Les Québécois ont la liberté de croire à la religion qui leur convient et ne sont pas que catholiques, la culture québécoise ne se résume pas qu’au catholicisme, plusieurs Québécois ne sont pas religieux et ne sont pas moins Québécois pour autant et le catholicisme n’est pas propre au Québécois mais est répandu sur toute la planète.

Et toutes ces propositions sont vraies depuis la naissance de la nation québécoise.

Nous pourrions reprendre ce petit exercice avec toutes les cultures et toujours nous constaterions l’absence de lien nécessaire entre une culture donnée et une religion particulière.

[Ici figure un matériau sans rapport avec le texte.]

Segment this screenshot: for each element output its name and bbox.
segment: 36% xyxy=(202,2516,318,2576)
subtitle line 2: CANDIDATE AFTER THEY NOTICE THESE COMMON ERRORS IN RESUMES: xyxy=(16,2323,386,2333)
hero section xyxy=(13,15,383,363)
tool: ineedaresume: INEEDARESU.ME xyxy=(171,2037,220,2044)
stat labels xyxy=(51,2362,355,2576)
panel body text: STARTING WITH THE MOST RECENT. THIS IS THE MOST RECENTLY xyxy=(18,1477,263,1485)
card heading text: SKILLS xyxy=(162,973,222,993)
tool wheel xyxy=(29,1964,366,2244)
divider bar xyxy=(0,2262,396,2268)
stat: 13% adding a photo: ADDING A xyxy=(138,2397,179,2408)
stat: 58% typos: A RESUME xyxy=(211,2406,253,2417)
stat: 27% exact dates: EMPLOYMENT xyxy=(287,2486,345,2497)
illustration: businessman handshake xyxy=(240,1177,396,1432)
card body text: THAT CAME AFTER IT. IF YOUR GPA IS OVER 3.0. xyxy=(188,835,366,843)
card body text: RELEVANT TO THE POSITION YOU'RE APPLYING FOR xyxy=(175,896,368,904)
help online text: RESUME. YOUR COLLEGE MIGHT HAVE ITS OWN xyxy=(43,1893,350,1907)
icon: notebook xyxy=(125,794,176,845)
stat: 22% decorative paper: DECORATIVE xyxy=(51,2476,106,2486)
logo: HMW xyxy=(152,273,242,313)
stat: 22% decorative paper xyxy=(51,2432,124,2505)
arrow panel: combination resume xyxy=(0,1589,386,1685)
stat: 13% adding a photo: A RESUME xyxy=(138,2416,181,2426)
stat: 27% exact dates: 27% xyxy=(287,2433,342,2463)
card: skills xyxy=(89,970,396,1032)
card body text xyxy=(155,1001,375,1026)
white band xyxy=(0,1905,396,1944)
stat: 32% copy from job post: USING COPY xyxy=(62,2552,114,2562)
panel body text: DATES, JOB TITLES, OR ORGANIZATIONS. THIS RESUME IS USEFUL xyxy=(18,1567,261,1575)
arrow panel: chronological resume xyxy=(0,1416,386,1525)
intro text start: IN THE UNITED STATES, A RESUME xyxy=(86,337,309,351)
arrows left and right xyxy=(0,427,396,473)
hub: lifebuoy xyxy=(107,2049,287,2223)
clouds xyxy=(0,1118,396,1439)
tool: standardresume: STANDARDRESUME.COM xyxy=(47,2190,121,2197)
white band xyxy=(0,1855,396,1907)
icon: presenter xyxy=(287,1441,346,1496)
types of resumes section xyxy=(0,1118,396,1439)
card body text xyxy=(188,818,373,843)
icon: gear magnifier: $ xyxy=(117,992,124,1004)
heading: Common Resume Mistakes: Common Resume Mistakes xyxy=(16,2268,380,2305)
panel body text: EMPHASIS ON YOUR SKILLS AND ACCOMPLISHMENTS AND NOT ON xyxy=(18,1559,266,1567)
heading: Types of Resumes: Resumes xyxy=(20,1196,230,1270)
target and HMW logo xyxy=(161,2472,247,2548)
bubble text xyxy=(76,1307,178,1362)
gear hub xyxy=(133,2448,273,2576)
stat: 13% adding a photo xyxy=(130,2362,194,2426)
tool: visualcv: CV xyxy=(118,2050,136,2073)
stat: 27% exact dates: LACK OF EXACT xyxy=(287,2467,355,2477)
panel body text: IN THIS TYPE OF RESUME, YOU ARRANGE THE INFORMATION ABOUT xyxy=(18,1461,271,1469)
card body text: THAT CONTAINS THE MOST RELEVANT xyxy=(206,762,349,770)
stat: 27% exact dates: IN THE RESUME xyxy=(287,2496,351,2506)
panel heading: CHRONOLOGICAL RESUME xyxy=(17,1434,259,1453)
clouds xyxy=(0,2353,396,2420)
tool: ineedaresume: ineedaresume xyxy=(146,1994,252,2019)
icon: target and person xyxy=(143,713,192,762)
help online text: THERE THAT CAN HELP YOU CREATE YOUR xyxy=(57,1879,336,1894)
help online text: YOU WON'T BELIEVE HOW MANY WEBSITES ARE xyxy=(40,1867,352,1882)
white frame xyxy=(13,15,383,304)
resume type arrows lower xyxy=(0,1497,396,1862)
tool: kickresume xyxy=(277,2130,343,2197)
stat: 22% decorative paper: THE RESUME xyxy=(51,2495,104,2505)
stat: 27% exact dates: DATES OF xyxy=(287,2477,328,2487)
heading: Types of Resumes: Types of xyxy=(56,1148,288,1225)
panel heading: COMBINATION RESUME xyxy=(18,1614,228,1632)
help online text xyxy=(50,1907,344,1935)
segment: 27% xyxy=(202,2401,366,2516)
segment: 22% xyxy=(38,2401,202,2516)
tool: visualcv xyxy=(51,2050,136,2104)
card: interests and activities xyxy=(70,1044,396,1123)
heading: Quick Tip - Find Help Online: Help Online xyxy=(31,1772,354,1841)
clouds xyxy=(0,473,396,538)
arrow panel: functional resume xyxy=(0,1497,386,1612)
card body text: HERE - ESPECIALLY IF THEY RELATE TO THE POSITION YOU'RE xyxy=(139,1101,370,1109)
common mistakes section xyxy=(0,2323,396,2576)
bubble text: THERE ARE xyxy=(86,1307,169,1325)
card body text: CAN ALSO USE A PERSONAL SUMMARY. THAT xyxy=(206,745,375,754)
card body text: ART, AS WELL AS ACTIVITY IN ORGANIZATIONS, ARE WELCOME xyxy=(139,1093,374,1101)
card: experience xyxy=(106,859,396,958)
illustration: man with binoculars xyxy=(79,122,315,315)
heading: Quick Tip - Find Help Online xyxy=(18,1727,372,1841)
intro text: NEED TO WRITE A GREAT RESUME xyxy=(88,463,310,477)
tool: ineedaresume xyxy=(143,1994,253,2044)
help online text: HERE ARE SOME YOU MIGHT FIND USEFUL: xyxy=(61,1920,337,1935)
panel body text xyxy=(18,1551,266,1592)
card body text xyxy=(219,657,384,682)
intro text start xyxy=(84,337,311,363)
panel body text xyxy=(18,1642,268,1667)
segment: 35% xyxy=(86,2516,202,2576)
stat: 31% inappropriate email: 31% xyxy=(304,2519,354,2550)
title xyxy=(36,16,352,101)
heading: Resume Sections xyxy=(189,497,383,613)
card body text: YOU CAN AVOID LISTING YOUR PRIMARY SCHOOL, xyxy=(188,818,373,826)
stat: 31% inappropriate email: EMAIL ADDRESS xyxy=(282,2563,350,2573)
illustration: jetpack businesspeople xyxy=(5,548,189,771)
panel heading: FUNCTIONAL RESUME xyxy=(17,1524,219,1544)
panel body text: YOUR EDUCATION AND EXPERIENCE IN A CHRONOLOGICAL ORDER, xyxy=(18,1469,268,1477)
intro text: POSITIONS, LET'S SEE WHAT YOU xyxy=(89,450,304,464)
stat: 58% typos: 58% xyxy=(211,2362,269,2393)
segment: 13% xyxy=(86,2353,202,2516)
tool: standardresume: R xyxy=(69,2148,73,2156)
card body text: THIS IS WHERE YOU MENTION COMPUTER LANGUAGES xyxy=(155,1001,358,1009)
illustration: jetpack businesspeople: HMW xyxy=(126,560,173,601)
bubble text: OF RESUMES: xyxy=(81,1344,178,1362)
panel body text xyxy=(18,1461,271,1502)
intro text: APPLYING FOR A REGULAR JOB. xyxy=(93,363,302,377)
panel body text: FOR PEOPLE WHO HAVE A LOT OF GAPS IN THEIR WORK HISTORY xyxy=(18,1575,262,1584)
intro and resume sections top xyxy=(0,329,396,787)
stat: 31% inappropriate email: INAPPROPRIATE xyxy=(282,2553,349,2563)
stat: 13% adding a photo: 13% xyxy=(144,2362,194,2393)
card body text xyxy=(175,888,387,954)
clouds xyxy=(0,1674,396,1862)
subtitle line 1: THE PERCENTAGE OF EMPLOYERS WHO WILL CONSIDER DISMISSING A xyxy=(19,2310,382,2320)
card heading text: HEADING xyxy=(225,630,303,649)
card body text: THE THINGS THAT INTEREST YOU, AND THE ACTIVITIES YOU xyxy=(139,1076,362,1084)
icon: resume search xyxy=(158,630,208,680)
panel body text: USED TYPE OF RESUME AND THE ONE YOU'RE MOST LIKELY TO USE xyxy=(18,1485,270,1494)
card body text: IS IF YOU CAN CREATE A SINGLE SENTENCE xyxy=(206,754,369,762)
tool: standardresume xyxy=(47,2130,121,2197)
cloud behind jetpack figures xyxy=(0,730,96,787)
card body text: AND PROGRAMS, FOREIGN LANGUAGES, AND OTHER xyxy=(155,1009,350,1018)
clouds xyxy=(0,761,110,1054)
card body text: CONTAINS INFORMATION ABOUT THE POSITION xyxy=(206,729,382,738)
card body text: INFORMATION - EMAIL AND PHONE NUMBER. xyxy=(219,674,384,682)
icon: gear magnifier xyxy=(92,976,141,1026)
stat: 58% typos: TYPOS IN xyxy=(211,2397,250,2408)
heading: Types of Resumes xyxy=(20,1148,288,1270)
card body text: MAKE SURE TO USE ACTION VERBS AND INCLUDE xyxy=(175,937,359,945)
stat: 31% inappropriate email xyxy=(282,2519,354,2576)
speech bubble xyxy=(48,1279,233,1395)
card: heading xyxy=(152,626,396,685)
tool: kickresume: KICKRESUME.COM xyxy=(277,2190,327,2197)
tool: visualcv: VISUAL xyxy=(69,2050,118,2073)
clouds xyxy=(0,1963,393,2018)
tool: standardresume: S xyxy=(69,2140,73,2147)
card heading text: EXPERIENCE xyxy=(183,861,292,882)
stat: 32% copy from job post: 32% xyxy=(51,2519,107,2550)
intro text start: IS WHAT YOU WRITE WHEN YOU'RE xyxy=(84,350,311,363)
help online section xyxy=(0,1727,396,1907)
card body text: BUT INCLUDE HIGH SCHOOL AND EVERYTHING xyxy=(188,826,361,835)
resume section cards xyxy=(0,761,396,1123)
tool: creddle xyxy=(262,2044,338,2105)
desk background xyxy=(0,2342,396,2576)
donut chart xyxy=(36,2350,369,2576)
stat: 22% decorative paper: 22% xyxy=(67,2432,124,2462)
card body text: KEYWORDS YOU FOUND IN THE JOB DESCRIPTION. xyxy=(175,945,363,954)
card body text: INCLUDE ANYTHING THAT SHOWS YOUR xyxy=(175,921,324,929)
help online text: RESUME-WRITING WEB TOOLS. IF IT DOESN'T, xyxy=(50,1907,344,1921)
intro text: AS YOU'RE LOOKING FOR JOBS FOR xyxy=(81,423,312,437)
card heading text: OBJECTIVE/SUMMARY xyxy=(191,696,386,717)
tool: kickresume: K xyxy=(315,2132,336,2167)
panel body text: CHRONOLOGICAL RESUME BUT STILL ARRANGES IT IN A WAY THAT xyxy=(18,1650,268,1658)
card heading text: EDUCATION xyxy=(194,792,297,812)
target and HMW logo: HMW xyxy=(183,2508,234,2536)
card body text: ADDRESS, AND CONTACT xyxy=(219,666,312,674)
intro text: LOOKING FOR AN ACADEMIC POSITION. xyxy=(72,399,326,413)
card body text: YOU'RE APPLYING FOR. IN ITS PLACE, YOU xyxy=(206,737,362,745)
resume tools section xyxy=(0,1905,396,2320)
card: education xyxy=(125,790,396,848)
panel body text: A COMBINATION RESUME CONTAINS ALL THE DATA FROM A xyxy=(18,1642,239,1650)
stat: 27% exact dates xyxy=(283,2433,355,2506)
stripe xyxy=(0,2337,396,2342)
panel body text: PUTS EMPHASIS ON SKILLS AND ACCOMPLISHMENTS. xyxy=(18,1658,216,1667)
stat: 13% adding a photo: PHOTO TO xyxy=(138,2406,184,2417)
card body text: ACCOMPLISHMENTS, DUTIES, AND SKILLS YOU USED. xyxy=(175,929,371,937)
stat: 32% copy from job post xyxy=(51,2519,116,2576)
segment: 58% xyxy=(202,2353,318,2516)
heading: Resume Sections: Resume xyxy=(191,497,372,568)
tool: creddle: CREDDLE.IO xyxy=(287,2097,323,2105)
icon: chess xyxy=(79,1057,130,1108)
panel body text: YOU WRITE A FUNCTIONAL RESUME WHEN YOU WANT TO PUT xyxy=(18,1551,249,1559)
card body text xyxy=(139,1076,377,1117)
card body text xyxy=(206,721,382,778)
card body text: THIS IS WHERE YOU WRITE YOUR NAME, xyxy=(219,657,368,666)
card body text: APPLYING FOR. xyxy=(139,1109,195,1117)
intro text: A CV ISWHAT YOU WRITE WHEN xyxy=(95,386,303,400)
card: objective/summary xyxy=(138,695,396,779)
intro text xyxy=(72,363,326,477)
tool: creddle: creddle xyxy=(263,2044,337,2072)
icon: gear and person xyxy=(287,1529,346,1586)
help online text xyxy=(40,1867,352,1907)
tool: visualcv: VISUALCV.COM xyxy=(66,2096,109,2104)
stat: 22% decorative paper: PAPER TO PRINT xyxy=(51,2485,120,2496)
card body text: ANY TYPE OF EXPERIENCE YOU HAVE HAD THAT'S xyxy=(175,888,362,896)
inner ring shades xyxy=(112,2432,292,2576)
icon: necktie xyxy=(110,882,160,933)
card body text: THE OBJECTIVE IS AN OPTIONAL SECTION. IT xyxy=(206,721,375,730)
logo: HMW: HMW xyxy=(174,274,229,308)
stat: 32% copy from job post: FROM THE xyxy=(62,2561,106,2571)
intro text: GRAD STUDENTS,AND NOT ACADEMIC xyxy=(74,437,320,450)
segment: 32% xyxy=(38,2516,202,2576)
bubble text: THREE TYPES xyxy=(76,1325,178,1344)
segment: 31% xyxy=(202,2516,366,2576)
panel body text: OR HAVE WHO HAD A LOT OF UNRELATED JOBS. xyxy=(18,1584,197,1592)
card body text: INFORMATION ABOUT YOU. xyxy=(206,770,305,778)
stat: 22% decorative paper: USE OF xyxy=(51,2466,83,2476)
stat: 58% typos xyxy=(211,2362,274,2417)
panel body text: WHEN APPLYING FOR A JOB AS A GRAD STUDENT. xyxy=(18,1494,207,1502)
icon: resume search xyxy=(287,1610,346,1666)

Le concept de « culture religieuse » est une impasse conceptuelle, un concept absurde qui ne peut que ruiner nos chances de débattre en toute intelligence de la place de la religion dans la gestion des affaires publiques.

Voilà pourquoi il est si important de ne plus exposer nos enfants à un enseignement proprement aliénant, un enseignement fondé sur un concept absurde, un enseignement au service d’une propagande en faveur d’une conception tout aussi indéfendable de laïcité.

Le cours ECR est une lamentable erreur; le volet de « culture religieuse » doit en être retiré.